Mystery bursts from space detected by the Parkes radiotelescope

The Parkes radiotelescope credit: Wikipedia commons Source: Ars Technica

Ars Technica has this report by John Timmer.  The Parkes radiotelescope is impressive if lopsided in appearance.  The origin of the milliseconds long bursts that researchers detected is not known, even the location has not been penned down.  According to Timmer’s report, the question remains as to whether the mystery bursts originated from within our galaxy.  The couple of other reports I have skimmed over in the last few days have concluded that the bursts came from outside the galaxy and therefore must have happened as a result of some catastrophe long ago that we’re just now picking up on.
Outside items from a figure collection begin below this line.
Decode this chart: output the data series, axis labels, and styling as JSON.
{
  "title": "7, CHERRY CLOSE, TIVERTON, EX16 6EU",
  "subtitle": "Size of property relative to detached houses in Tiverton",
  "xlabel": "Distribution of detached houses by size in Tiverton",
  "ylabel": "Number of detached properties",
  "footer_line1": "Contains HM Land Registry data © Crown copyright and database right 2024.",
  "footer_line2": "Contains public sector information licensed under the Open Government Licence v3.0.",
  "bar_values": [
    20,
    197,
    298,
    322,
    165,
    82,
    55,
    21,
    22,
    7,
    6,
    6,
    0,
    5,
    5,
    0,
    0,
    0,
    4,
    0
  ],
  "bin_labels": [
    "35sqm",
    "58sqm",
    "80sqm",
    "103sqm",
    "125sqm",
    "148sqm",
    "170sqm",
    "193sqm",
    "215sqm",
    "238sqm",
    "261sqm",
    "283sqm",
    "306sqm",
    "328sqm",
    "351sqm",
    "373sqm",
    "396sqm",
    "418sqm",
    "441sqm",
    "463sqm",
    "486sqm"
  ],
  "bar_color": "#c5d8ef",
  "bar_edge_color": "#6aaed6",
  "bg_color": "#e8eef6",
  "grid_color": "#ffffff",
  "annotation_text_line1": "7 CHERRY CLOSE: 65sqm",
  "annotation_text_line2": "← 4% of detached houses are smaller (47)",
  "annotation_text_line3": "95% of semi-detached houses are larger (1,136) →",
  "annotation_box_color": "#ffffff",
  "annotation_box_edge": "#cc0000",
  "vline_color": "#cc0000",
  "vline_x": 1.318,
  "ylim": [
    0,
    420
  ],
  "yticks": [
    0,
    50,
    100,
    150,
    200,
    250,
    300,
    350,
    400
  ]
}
Timmer’s report does support the idea of a catastrophe but does not assume that it happened long ago nor far away, although he leans toward far away.  Instead, he writes from the perspective of those who studied the surveys taken by the Parkes radiotelescope and concludes that this may be a common occurrence.  Here’s how the mystery unfolds, according to Timmer:

There’s really not a lot to say about the Fast Radio Bursts (FRBs) themselves. Four were identified that differ largely in intensity; all of them lasted for less than five milliseconds. If the events were associated with bursts at high-energy wavelengths, then we have hardware in space that should have detected them. Although the radiotelescope used for the survey couldn’t provide careful location information, there was nothing out of the ordinary in the area reported at optical wavelengths, either.[Emphasis added]

If the radio bursts were coming from within our galaxy, then a variety of situations could produce signals with that kind of energy. So, the authors tried to figure out where the bursts are coming from. To do that, they relied on the fact that radiowaves interact with the ionized interstellar gas in a way that alters their spectrum. The more gas they interact with, the larger the effect. Based on the properties of these FRBs, it appears they went through a lot of gas. But their locations indicate that they didn’t travel through much of our galaxy’s gas, which implies that they must also be affected by some combination of the source galaxy and the intergalactic medium.

If they’re that far away, then they must be very energetic. “At cosmological distances, this indicates that they are more luminous than bursts from any known transient radio source,” the authors noted, before concluding that this indicates “that the FRBs are likely cataclysmic in nature.” But it can’t be a rare cataclysm; based on the amount of sky surveyed and the frequency of the FRBs they detected, the authors estimated that as many as 104 might be visible across the entire sky.

Read the full report, click here.  It’s hard to understand how such a radio burst would not also be detected in the visual spectrum.  So, it’s like a fast radio burst that’s otherwise unperceived.  This reminds me of seeing ET’s glowing finger for the first time.  It’s a mystery.